President Barack Obama

WASHINGTON — Dan Pfeiffer, a longtime aide and senior adviser to President Barack Obama, told reporters Friday that recent talk of impeaching the President should not be considered a long shot.

“I would not discount that possibility,” Pfeiffer said, pointing out that a CNN/ORC International poll released Friday indicated that a third of Americans think Obama should be impeached.

Pfeiffer, who spoke to reporters at The Monitor Breakfast, pointed at recent attempts by House Republicans to sue the President as evidence that they would consider impeachment in the future.

“Speaker Boehner, by going down the path of this lawsuit, has opened the door to Republicans possibly considering impeachment at some point in the future,” Pfeiffer said. “I think that if the President enacted immigration reform that would certainly up the likelihood that they would contemplate impeachment.”

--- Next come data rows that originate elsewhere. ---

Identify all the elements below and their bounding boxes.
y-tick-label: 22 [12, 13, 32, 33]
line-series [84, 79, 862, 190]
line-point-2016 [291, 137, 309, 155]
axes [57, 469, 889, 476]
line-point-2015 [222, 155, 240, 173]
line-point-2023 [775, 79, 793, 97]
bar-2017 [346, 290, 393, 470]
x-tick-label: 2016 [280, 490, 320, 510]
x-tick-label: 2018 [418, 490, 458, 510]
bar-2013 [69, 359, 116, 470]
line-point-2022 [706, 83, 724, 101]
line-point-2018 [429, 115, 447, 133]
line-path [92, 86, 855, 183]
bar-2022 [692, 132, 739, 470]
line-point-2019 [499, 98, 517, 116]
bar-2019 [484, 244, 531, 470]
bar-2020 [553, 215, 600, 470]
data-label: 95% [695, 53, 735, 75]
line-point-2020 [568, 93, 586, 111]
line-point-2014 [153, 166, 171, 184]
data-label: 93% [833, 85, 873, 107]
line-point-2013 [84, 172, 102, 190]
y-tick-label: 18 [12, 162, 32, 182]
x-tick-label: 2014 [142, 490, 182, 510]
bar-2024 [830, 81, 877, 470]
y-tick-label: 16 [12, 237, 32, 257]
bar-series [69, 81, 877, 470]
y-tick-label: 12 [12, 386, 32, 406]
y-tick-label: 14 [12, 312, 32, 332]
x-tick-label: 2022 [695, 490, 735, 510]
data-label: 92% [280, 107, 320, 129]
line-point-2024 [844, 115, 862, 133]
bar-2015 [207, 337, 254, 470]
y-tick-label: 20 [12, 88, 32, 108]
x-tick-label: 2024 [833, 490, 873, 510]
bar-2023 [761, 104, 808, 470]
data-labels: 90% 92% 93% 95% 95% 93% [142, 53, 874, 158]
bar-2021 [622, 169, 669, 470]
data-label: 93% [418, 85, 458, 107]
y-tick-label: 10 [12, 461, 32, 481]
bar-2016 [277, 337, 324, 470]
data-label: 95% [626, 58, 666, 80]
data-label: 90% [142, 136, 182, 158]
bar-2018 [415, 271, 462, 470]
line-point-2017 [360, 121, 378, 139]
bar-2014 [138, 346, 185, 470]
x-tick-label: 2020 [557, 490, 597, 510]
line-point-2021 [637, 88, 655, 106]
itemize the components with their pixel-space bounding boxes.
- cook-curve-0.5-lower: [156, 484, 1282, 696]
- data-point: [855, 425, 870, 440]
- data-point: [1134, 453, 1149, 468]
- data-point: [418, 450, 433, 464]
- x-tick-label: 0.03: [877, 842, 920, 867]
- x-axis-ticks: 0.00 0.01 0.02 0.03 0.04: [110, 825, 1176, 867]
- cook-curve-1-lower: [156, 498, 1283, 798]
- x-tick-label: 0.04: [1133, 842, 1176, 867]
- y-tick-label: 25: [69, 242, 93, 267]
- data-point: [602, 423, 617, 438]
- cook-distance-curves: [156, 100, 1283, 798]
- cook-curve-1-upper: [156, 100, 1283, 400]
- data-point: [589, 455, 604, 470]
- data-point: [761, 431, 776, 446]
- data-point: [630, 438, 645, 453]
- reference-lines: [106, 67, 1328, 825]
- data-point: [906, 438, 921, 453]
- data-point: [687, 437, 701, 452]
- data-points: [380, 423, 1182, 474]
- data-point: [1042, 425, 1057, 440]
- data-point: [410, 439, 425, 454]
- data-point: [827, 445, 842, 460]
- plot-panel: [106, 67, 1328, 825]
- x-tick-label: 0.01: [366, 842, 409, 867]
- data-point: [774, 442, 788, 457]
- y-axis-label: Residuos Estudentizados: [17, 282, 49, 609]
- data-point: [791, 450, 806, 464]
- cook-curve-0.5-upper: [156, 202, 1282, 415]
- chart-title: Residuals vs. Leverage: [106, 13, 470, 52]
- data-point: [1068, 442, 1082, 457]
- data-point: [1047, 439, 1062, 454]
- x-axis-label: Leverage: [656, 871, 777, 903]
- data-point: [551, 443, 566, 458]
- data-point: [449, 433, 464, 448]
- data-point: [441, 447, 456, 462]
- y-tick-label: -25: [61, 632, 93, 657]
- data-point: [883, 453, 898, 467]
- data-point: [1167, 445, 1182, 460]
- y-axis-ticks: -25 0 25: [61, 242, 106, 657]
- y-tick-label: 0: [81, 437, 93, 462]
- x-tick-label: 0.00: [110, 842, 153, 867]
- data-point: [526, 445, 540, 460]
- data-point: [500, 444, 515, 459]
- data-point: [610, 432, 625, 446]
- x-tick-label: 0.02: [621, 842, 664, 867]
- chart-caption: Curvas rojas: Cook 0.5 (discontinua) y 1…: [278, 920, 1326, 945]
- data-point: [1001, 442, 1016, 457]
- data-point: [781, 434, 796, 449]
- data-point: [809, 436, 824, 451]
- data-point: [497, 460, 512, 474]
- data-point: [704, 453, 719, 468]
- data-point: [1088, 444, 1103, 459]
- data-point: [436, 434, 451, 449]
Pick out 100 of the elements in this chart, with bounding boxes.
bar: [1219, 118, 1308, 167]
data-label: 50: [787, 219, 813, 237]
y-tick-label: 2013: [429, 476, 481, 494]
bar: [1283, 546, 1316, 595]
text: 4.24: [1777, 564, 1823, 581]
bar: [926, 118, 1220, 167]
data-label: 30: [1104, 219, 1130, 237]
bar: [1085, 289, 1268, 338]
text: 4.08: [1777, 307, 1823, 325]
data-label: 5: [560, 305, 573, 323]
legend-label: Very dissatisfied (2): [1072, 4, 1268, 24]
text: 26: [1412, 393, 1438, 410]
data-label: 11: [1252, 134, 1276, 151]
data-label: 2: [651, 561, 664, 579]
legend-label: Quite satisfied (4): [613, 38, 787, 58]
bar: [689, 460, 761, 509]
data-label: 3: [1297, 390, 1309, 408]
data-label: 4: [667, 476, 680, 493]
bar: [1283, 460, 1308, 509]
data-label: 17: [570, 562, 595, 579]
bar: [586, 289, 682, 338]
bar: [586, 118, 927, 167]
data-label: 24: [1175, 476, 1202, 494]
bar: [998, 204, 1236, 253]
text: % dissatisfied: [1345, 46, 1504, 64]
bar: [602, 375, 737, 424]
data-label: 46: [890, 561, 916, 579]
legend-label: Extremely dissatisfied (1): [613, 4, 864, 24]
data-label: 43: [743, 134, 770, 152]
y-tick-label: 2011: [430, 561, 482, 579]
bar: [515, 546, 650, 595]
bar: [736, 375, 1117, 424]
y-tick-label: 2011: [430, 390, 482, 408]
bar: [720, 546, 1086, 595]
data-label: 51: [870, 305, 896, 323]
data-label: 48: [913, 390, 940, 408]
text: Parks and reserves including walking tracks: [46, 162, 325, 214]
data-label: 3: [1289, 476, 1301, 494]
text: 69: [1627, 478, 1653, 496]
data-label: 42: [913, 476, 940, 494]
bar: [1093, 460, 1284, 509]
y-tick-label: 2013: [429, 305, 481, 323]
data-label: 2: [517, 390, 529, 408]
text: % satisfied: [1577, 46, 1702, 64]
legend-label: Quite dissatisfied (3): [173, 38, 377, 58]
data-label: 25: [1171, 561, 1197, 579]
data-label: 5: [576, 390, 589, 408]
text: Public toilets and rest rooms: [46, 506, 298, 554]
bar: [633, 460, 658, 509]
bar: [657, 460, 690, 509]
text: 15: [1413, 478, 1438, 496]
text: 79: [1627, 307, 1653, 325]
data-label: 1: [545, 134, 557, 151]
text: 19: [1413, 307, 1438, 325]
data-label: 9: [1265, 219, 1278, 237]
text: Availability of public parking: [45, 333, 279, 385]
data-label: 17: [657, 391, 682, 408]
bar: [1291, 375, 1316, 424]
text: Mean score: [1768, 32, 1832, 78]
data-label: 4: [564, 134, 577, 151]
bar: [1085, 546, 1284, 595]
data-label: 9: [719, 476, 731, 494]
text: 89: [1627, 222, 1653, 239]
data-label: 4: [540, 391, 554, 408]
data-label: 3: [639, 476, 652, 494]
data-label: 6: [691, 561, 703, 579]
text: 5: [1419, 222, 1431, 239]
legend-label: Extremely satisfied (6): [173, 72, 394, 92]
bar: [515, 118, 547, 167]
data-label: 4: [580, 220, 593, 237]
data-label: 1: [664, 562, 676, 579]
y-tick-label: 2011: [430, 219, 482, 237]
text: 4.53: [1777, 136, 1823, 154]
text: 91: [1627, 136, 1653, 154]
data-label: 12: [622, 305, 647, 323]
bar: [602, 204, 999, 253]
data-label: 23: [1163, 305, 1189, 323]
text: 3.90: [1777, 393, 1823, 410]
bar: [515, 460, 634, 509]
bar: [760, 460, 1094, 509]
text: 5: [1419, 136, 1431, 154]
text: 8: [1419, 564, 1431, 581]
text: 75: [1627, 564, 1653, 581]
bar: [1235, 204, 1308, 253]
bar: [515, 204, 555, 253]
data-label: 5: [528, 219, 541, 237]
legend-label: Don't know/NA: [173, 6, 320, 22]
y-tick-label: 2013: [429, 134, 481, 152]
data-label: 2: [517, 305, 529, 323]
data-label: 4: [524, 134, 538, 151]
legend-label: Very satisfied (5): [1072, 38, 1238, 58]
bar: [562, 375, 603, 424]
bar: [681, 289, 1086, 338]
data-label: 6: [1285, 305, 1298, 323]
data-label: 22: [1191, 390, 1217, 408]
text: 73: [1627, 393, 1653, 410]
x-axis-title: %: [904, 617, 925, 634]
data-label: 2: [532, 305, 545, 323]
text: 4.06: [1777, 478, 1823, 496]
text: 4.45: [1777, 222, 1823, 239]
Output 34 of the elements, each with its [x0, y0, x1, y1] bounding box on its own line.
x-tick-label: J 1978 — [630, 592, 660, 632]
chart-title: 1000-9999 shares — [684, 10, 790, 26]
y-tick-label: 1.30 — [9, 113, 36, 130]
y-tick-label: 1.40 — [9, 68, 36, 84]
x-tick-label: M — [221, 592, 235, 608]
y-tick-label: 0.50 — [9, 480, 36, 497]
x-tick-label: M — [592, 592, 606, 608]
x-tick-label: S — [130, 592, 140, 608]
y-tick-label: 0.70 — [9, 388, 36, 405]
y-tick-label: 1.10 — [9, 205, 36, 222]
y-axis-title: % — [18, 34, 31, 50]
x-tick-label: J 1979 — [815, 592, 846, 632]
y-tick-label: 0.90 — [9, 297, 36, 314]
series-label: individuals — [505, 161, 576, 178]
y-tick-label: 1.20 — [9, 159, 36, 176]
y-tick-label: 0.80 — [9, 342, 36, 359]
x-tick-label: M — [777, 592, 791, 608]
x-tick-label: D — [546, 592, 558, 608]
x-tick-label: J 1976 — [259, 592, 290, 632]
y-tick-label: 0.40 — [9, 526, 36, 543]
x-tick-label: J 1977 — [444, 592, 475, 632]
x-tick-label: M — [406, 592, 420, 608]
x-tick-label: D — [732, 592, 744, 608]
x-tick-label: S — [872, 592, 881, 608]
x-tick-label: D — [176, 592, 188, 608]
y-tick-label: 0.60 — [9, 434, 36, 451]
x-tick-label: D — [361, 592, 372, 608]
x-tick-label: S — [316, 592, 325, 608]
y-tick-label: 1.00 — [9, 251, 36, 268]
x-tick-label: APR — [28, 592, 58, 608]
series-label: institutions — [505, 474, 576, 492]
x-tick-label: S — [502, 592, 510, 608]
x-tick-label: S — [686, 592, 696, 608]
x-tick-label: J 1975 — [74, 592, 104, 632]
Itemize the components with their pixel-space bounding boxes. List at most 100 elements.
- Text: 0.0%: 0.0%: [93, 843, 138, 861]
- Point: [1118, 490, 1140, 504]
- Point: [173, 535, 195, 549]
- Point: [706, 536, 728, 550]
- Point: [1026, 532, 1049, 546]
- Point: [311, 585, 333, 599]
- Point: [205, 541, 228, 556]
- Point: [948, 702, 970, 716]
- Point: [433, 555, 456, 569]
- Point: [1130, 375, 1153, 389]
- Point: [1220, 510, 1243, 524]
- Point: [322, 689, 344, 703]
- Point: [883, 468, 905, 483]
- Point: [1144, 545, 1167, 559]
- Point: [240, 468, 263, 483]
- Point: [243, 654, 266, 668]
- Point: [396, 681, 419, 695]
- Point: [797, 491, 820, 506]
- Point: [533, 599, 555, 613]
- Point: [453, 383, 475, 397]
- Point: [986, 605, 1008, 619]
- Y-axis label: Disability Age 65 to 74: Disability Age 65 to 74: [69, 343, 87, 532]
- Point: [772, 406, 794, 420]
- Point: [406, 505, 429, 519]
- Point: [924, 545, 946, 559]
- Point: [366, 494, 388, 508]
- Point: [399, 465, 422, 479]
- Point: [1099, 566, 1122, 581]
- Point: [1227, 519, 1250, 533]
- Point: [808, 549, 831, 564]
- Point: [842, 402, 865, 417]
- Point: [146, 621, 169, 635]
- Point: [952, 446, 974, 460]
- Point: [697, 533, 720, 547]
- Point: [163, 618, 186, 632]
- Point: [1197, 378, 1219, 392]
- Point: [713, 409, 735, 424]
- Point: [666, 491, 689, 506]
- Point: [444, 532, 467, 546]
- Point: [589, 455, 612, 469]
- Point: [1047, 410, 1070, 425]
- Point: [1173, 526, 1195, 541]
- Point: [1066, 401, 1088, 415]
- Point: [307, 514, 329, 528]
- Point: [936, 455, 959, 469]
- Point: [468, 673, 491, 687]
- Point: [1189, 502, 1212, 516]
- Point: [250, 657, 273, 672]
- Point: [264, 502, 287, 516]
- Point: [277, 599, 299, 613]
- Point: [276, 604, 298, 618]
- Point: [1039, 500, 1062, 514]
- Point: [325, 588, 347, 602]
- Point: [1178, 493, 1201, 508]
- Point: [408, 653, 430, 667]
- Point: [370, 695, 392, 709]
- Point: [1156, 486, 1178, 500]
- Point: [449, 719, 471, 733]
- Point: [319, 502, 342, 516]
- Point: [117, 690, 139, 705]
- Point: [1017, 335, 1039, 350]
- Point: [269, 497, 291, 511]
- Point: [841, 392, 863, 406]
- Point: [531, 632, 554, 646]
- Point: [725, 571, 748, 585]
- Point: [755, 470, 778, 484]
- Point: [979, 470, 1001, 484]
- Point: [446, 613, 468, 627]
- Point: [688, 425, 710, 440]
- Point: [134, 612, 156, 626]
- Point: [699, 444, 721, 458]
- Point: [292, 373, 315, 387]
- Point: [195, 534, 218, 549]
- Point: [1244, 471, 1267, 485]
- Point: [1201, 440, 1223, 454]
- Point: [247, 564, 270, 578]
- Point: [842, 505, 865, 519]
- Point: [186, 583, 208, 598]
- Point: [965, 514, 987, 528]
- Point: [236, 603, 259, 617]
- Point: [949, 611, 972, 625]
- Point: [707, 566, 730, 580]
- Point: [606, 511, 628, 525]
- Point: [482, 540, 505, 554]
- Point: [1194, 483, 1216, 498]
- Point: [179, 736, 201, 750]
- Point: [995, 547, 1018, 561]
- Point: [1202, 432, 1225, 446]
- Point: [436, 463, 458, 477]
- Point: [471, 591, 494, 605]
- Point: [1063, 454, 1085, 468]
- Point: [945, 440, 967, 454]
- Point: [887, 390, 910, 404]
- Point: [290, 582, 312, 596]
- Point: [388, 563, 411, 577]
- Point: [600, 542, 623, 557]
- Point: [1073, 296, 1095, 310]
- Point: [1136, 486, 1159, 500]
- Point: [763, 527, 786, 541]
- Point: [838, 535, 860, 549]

Although one-third of Americans endorsed impeaching Obama, according to the CNN poll, a sizable 65% said they wouldn’t take that step. There were also, expectedly, partisan divisions on the question with 57% of Republicans but only 35% of independents and 13% of Democrats backing a move to impeach Obama.

Sarah Palin, the former Alaska governor and 2008 GOP vice presidential nominee, earlier this month called for Obama to be impeached over the growing number of undocumented children from Central American coming across the southern border.

In an opinion editorial for the conservative website Brietbart, Palin wrote that “(Obama’s) unsecured border crisis is the last straw that makes the battered wife say, ‘no mas.'”

“It’s time to impeach; and on behalf of American workers and legal immigrants of all backgrounds, we should vehemently oppose any politician on the left or right who would hesitate in voting for articles of impeachment,” she continued.

Talk of Obama’s impeachment has long been a hallmark of the far right, but has experienced a recent uptick of late.

After President Bill Clinton in 1998 became only the second president to be impeached, his public approval hit 73%, the highest rating of his administration, according to a CNN/USA Today/Gallup poll.

Pfeiffer, however, rejected the idea that impeachment would be a good thing for Obama and his lagging poll numbers.

“We take it very seriously and I don’t think it would be a good thing,” he said. “But I think it would be foolish to discount the possibility that Republicans would at least consider going down that path.”